Before VoIP appeared on the scene, long distance and international communications were out of the league of the traditional small-business budget. After internet telephony made its debut, all of that changed, enabling start-up entrepreneurs all over the world to connect with the global consumer network. As VoIP continues to grow in popularity, business without borders has become a real possibility for small and large enterprises alike.

 

The History of VoIP

 

The first VoIP software emerged in 1995, designed and patented by VocalTec co-founders Alon Cohen and Lior Haramaty. Hampered in its early days by dial-up internet speed, VoIP did not really gain the consumer popularity it enjoys today until broadband internet was unveiled in the early 2000s. With broadband internet, VoIP users could enjoy sufficient call quality, while saving on traditional communications costs. Today, high-speed internet has brought VoIP technology to the forefront of modern telecommunications, rivaling traditional phone service in both personal and business communications.

 

VoIP and Business Communications

 

VoIP is a hit in the business world because of its ability to unify communications. Instead of limiting users to traditional business phone lines, VoIP enables free call routing through cell phones, tablets, laptops, desktop computers and smart watches. With VoIP protocol, visual communication is also possible, helping to avoid miscommunications in international calling, where language barriers may be a factor. In addition to unifying business communications, VoIP can effectively replace outdated PBX systems, allowing businesses to implement limitless phone lines and extensions without paying the overheads involved in equipment installation and maintenance.

 

Building a Global Presence with VoIP

 

Because VoIP service is not affected by distance, most VoIP providers do not charge additional fees for long distance communications.

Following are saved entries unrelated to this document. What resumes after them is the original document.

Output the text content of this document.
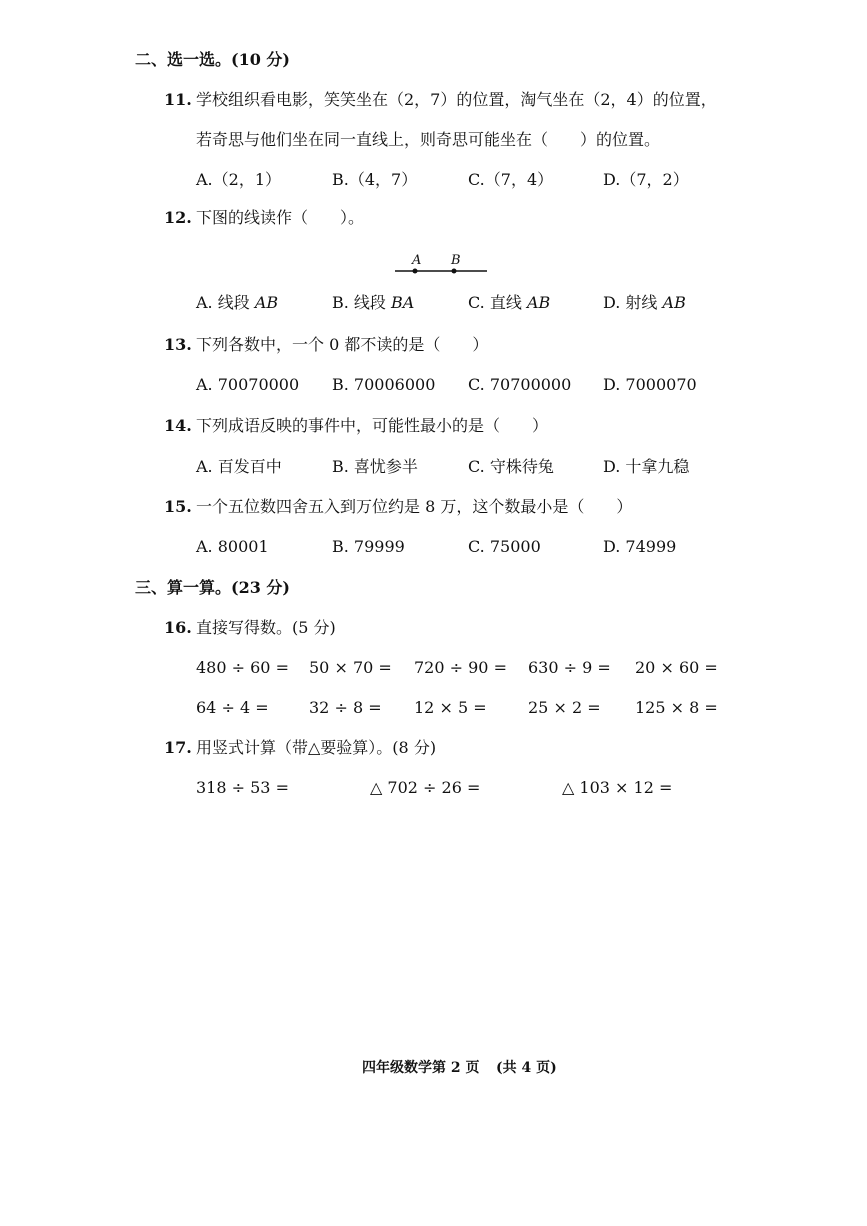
二、选一选。(10 分)
11. 学校组织看电影，笑笑坐在（2，7）的位置，淘气坐在（2，4）的位置，
若奇思与他们坐在同一直线上，则奇思可能坐在（　　）的位置。
A.（2，1）	B.（4，7）	C.（7，4）	D.（7，2）
12. 下图的线读作（　　）。
A B
A. 线段 AB	B. 线段 BA	C. 直线 AB	D. 射线 AB
13. 下列各数中，一个 0 都不读的是（　　）
A. 70070000 B. 70006000 C. 70700000 D. 7000070
14. 下列成语反映的事件中，可能性最小的是（　　）
A. 百发百中	B. 喜忧参半	C. 守株待兔	D. 十拿九稳
15. 一个五位数四舍五入到万位约是 8 万，这个数最小是（　　）
A. 80001	B. 79999	C. 75000	D. 74999
三、算一算。(23 分)
16. 直接写得数。(5 分)
480 ÷ 60 = 50 × 70 = 720 ÷ 90 = 630 ÷ 9 = 20 × 60 =
64 ÷ 4 =	32 ÷ 8 = 12 × 5 =	25 × 2 = 125 × 8 =
17. 用竖式计算（带△要验算）。(8 分)
318 ÷ 53 =	△ 702 ÷ 26 =	△ 103 × 12 =
四年级数学第 2 页 (共 4 页)
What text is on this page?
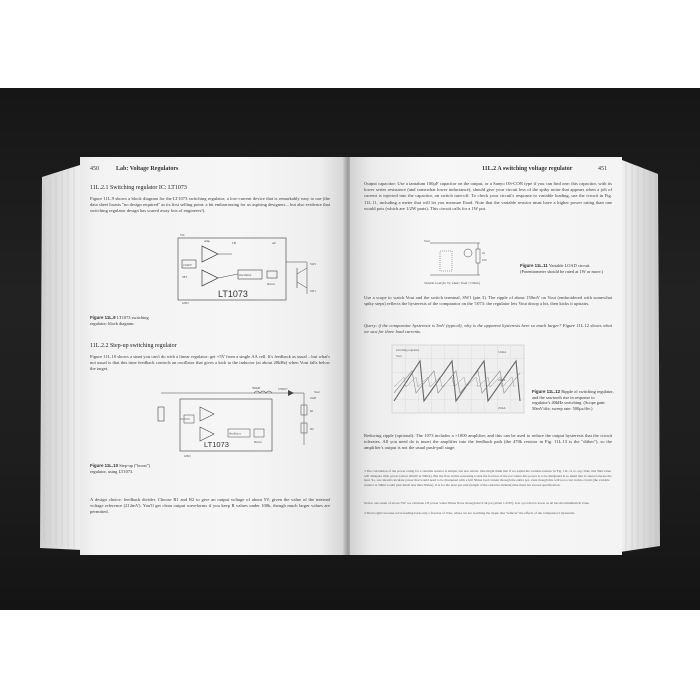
450	Lab: Voltage Regulators
11L.2.1 Switching regulator IC: LT1073
Figure 11L.9 shows a block diagram for the LT1073 switching regulator, a low-current device that is remarkably easy to use (the data sheet boasts "no design required" as its first selling point: a bit embarrassing for us aspiring designers – but also evidence that switching regulator design has scared away lots of engineers!).
LT1073
212mV
Oscillator
Driver
GND
SW2
SW1
Vin
LB
Amp
SET
A0
Figure 11L.9 LT1073 switching regulator: block diagram.
11L.2.2 Step-up switching regulator
Figure 11L.10 shows a stunt you can't do with a linear regulator: get +5V from a single AA cell. It's feedback as usual – but what's not usual is that this time feedback controls an oscillator that gives a kick to the inductor (at about 20kHz) when Vout falls below the target.
LT1073
1N5817
390uH
22uF
R1
R2
Vout
Oscillator
Driver
GND
Figure 11L.10 Step-up ("boost") regulator, using LT1073.
A design choice: feedback divider. Choose R1 and R2 to give an output voltage of about 5V, given the value of the internal voltage reference (212mV). You'll get clean output waveforms if you keep R values under 100k, though much larger values are permitted.
11L.2 A switching voltage regulator	451
Output capacitor: Use a tantalum 100μF capacitor on the output, or a Sanyo OS-CON type if you can find one; this capacitor, with its lower series resistance (and somewhat lower inductance), should give your circuit less of the spiky noise that appears when a jolt of current is injected into the capacitor, on switch turn-off. To check your circuit's response to variable loading, use the circuit in Fig. 11L.11, including a meter that will let you measure Iload. Note that the variable resistor must have a higher power rating than one would pots (which are 1/2W parts). This circuit calls for a 1W pot.
Vout
1k
100
Variable Load (for 5V, when?, Iload <=50mA)
Figure 11L.11 Variable LOAD circuit. (Potentiometer should be rated at 1W or more.)
Use a scope to watch Vout and the switch terminal, SW1 (pin 3). The ripple of about 150mV on Vout (embroidered with somewhat spiky steps) reflects the hysteresis of the comparator on the '1073: the regulator lets Vout droop a bit, then kicks it upstairs.
Query: if the comparator hysteresis is 5mV (typical), why is the apparent hysteresis here so much larger? Figure 11L.12 shows what we saw for three load currents.
switching regulator
Vout
5.0mA
10mA
25mA
Figure 11L.12 Ripple of switching regulator, and the sawtooth rise in response to regulator's 40kHz switching. (Scope gain: 50mV/div, sweep rate: 500μs/div.)
Reducing ripple (optional): The 1073 includes a ×1000 amplifier, and this can be used to reduce the output hysteresis that the circuit tolerates. All you need do is insert the amplifier into the feedback path (the 470k resistor in Fig. 11L.13 is the "dither"), so the amplifier's output is not the usual push-pull stage.
3 The calculation of the power rating for a variable resistor is simple, but also subtle. One might think that if we adjust the variable resistor in Fig. 11L.11 to, say, 50Ω, this 50Ω value will dissipate little power (about 20mW at 50mA). But the flaw in this reasoning is that the fraction of the pot where this power is to be dissipated is so small that it cannot tolerate the heat. So, one should calculate power that would need to be dissipated with a full 50mA load current through the entire pot, even though this will not occur in this circuit (the variable resistor at 500Ω would pass much less than 50mA). It is for the least pot-unit (length of the resistive element) that must not exceed specification.
Notice one result of above 5W: we calculate 1/8 power when 50mA flows through the 0.5k pot (about 1.25W). Use a pot that is lower as all has the minimum R value.
4 That's right: because we're feeding back only a fraction of Vout, where we are watching the ripple that "reflects" the effects of the comparator's hysteresis.
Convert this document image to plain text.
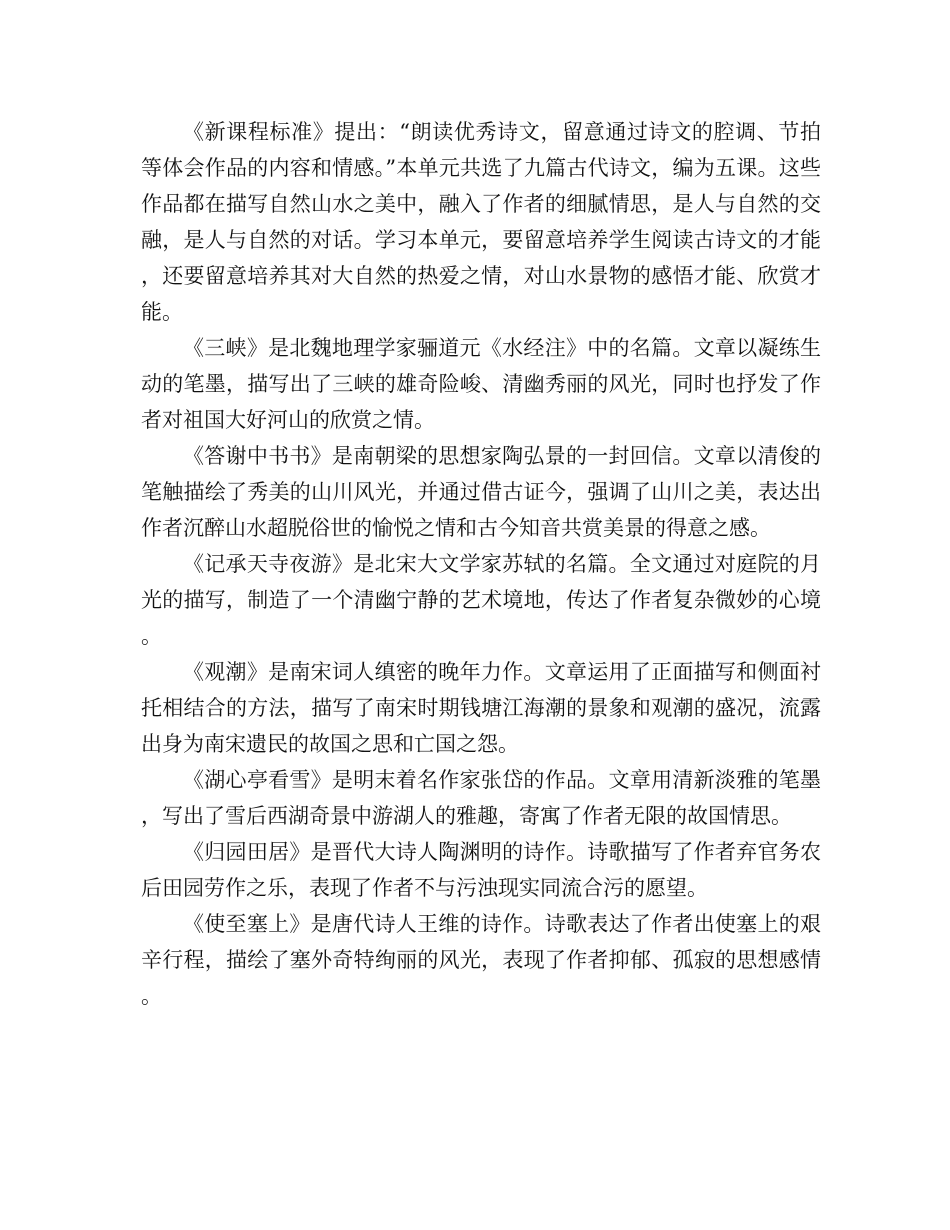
《新课程标准》提出：“朗读优秀诗文，留意通过诗文的腔调、节拍等体会作品的内容和情感。”本单元共选了九篇古代诗文，编为五课。这些作品都在描写自然山水之美中，融入了作者的细腻情思，是人与自然的交融，是人与自然的对话。学习本单元，要留意培养学生阅读古诗文的才能，还要留意培养其对大自然的热爱之情，对山水景物的感悟才能、欣赏才能。

《三峡》是北魏地理学家骊道元《水经注》中的名篇。文章以凝练生动的笔墨，描写出了三峡的雄奇险峻、清幽秀丽的风光，同时也抒发了作者对祖国大好河山的欣赏之情。

《答谢中书书》是南朝梁的思想家陶弘景的一封回信。文章以清俊的笔触描绘了秀美的山川风光，并通过借古证今，强调了山川之美，表达出作者沉醉山水超脱俗世的愉悦之情和古今知音共赏美景的得意之感。

《记承天寺夜游》是北宋大文学家苏轼的名篇。全文通过对庭院的月光的描写，制造了一个清幽宁静的艺术境地，传达了作者复杂微妙的心境。

《观潮》是南宋词人缜密的晚年力作。文章运用了正面描写和侧面衬托相结合的方法，描写了南宋时期钱塘江海潮的景象和观潮的盛况，流露出身为南宋遗民的故国之思和亡国之怨。

《湖心亭看雪》是明末着名作家张岱的作品。文章用清新淡雅的笔墨，写出了雪后西湖奇景中游湖人的雅趣，寄寓了作者无限的故国情思。

《归园田居》是晋代大诗人陶渊明的诗作。诗歌描写了作者弃官务农后田园劳作之乐，表现了作者不与污浊现实同流合污的愿望。

《使至塞上》是唐代诗人王维的诗作。诗歌表达了作者出使塞上的艰辛行程，描绘了塞外奇特绚丽的风光，表现了作者抑郁、孤寂的思想感情。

By reducing the cost of international networking, VoIP has paved the way for a new era of virtual global business.

 

Virtual businesses often operate without brick and mortar business locations, using local VoIP phone numbers to recruit consumers from all over the world. For example, a U.S-based entrepreneur can utilize VoIP service to set up phone numbers in London, Paris, Hong Kong, Sydney, and hundreds of other consumer hotspots around the world. These virtual numbers create the impression that the entrepreneur has business locations across the globe, when really he could be working from his garage. Most virtual businesses operate through a combination of web and phone sales, advertising via social media to generate consumer traffic while avoiding traditional business overheads.

 

VoIP and Business Travel

 

As well as improving office communications, VoIP has proven a valuable tool to the business traveler, enabling employees and business managers to stay connected to the office from anywhere in the world. As VoIP merges with Cloud computing, mobile offices are becoming a reality. Business travelers can now sign documents, receive client calls, access business data, and even receive faxes through any smartphone or tablet. Since all of these capabilities can be achieved through an advanced VoIP calling system, business travelers can get on the road without worrying about international calling fees or consistent computer access.